All-Star 2007 Funds: A Q&A With Kohlberg & Co.’s Shant Mardirossian

The 2007 vintage was a rough one for domestic buyout funds. Between the credit crunch, financial crisis and Great Recession firms had their work cut out just to score a modest profit.

But some firms managed to do far better than that. Below we have five questions for an executive at one of those that did–Shant Mardirossian, an investment partner at Mt. Kisco, N.Y.-based Kohlberg & Co. According to figures from Idaho PERS, Kohlberg Investors VI LP as of last September had generated a1.36 investment multiple and 16.65 percent IRR. That puts the fund squarely in the top-quartile for that vintage, according to a recent analysis by sister magazine Buyout.

Shant, what made 2007 such a tough vintage year for buyout firms? Obviously the economic downturn was playing out for most firms. Those that did not maintain their discipline during that period in terms of valuations, and conservative leverage, or ended up in situations where they were lacking operating resources, were at a disadvantage.

Your vintage 2007 fund, a $1.5 billion pool that started investing in June of that year, is one of the top-performers in our database. Why has it done so well? One reason is that we stuck to our discipline in terms of multiples. Our average purchase multiple was 6.5 times EBITDA. We also maintained a conservative approach to leverage where our average debt multiple was about 3.5 times at acquisition.  The refinancings [dividend recaps] we did were all done as a result of improved performance and debt reduction. We just re-levered the companies back up to what we normal underwrite to, which is about 3.5 times, significantly de-risking our invest. We’ve also improved the performance of our portfolio companies.

Shant Mardirossian

How much money have you returned to investors?  If you look at all 12 investments we made with Fund VI, we have exited 3 of them fully, taken one public, and we have had several partial exits. For the first 8 investments, we have already returned back 100% of that invested capital. One of the reasons this has been such a strong performing fund, despite hitting a recession, is our focus on operational improvements. Across the portfolio we have delivered 40% organic improvement in EBITDA since initial acquisition.

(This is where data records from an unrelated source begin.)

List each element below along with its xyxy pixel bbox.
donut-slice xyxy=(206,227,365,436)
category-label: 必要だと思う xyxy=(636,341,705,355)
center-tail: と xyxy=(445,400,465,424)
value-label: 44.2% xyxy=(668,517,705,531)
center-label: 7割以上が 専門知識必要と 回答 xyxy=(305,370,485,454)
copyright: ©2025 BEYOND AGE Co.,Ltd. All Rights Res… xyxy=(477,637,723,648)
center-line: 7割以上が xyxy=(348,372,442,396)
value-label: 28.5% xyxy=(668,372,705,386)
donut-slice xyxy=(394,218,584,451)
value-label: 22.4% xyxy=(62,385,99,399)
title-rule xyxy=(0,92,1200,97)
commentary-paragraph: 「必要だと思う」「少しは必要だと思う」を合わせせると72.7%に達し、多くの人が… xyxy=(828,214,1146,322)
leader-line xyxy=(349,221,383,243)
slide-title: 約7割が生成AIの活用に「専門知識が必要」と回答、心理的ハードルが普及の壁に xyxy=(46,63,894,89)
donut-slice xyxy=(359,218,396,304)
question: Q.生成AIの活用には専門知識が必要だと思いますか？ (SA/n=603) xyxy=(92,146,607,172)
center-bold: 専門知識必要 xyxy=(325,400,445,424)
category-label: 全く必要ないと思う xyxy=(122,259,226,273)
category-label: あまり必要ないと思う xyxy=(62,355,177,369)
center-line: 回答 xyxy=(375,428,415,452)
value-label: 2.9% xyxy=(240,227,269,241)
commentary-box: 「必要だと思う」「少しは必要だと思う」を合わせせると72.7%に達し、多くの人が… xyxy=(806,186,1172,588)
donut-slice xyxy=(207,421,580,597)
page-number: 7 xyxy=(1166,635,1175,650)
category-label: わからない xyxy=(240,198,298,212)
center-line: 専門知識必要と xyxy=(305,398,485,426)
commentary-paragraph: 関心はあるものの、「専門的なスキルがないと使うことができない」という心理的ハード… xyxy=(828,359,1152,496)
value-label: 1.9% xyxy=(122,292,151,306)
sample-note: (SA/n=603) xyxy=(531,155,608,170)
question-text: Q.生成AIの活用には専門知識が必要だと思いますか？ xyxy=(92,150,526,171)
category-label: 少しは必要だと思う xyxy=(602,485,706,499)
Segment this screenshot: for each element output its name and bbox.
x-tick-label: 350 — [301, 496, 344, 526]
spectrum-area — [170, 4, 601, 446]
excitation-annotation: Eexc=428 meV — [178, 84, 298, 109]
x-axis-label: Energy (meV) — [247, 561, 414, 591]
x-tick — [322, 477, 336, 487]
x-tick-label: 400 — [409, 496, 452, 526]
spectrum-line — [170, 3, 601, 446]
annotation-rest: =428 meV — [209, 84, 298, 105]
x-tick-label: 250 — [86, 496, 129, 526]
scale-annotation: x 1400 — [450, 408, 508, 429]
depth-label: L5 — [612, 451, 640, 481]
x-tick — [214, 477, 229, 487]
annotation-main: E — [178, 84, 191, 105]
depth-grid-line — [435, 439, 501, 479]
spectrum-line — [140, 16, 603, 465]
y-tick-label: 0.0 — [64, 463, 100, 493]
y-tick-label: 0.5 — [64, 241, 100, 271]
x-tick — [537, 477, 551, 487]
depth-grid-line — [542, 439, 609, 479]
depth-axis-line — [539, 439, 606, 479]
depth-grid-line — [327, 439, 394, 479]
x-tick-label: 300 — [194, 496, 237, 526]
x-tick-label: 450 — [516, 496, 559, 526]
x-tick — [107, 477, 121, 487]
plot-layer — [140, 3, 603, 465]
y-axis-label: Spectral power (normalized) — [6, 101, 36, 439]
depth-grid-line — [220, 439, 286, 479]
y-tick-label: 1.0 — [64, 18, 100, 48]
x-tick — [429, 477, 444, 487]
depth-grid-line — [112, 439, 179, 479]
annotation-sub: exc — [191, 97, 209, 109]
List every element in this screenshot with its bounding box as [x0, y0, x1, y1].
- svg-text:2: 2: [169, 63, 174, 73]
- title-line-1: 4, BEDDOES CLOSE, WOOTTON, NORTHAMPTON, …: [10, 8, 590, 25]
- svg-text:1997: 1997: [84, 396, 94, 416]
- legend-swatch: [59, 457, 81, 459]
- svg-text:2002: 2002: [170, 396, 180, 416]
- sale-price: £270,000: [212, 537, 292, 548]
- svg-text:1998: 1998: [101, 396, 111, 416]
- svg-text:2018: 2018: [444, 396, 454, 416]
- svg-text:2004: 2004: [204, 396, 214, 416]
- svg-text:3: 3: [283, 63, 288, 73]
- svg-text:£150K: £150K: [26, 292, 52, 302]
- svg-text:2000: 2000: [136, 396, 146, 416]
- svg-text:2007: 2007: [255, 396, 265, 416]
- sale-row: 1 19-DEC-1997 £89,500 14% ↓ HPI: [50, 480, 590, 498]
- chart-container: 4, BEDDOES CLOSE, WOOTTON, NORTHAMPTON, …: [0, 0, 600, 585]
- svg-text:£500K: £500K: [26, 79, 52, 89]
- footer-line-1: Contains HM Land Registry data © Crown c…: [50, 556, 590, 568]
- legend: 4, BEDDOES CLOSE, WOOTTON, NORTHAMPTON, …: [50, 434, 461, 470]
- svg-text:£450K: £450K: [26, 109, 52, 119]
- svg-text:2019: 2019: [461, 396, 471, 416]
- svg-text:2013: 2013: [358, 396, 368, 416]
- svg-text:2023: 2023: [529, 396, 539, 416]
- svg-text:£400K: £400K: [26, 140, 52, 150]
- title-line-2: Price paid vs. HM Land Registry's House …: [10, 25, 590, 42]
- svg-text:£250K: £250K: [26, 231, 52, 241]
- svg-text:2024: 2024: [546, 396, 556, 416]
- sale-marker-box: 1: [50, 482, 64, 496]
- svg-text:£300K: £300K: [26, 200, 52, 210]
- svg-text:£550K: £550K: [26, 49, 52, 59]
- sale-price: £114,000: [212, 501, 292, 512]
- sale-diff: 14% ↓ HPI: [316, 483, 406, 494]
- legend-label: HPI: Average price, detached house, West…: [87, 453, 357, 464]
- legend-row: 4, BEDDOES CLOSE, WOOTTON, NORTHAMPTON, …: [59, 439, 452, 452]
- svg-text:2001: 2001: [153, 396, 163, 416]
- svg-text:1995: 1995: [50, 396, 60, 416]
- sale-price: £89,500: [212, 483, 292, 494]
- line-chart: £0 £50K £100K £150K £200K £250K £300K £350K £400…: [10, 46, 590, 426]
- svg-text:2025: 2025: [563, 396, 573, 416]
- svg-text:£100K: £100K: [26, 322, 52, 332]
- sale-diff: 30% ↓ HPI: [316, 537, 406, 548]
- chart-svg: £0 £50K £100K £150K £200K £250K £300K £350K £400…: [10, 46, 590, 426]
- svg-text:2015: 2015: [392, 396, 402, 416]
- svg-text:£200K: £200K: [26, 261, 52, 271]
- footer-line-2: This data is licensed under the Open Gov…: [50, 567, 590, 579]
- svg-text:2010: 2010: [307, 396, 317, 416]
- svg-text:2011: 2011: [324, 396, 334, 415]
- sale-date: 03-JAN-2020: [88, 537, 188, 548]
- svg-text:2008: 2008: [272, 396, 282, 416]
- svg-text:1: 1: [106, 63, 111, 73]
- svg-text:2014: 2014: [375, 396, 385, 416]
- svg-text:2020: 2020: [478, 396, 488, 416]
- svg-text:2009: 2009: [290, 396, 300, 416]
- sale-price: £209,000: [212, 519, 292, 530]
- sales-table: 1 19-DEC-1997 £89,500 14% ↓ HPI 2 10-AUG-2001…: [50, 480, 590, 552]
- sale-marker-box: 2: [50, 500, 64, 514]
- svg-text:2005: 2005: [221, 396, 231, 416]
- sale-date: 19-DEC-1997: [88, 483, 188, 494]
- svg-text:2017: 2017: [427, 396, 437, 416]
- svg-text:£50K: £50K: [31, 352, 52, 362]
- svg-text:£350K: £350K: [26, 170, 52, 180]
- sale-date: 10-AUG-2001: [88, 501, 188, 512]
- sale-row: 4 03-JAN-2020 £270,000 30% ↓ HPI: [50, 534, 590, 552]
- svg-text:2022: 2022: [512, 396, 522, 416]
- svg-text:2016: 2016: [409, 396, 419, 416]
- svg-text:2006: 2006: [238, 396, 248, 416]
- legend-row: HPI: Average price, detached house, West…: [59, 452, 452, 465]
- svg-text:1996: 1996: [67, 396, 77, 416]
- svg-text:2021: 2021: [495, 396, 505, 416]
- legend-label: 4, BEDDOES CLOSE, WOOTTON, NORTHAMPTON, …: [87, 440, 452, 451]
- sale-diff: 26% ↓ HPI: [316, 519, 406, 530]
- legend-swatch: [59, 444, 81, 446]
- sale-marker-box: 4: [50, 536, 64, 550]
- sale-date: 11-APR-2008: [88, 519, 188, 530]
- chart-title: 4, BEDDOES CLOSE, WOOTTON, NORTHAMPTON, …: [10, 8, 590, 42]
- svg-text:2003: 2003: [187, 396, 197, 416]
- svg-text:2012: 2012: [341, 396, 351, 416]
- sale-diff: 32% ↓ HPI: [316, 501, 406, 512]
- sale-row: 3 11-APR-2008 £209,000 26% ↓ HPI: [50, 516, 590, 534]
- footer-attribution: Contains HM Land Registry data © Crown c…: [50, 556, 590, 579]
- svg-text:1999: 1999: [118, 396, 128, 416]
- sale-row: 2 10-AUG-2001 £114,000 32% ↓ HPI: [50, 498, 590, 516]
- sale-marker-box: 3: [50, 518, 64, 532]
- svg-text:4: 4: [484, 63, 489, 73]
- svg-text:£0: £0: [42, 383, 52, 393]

Tell me more about your investment strategy. Our average transaction size is $250 million to $300 million, and we’re looking at companies that generate between $20 million and $100 million of EBITDA. We focus on 3 broad areas– industrial manufacturing, consumer products manufacturing and services. Our services sector is broken down in three areas—business services, health care services and financial services. Every one of those areas is supported by 11 operating partners that are full time and exclusive to us. They are a very important and integral part of our team and strategy. We will only do deals where we have operating partners that are able to work throughout the process from beginning to end.  Most of them have served with us as a CEO of a previous portfolio company on one or several occasions. All of them have the ability to step in as interim CEOs and are heavily involved in the due diligence and establishing the strategic plan upfront, the cost savings opportunities, the growth opportunities, and assessing the management team. In fact, we do quite a few corporate divestitures; that is an area of expertise we have because we’re able to bring in the management resources. In many cases, the business doesn’t necessarily have the management team in place or the managers aren’t at a senior level. So we can do the kind of deals other will shy away from because we have the operating resources to bring in from the beginning.

Tell me about one of your best-performing portfolio companies from the 2007 vintage?  US Infrastructure Corporation was a transaction where we did two simultaneous acquisitions. We worked with a manager that we had known before. We combined the two companies to make it the leader in providing utility location services, an important element in underground construction projects.  We were able to deploy significant cost savings as a result of the consolidation and also deliver revenue growth as a result of overlapping territories. We bought the two companies in 2008. We sold the combined company in 2010 to Ontario Municipal Retirement System for 2.8x our $60 million equity investment, which was about a 55% gross IRR.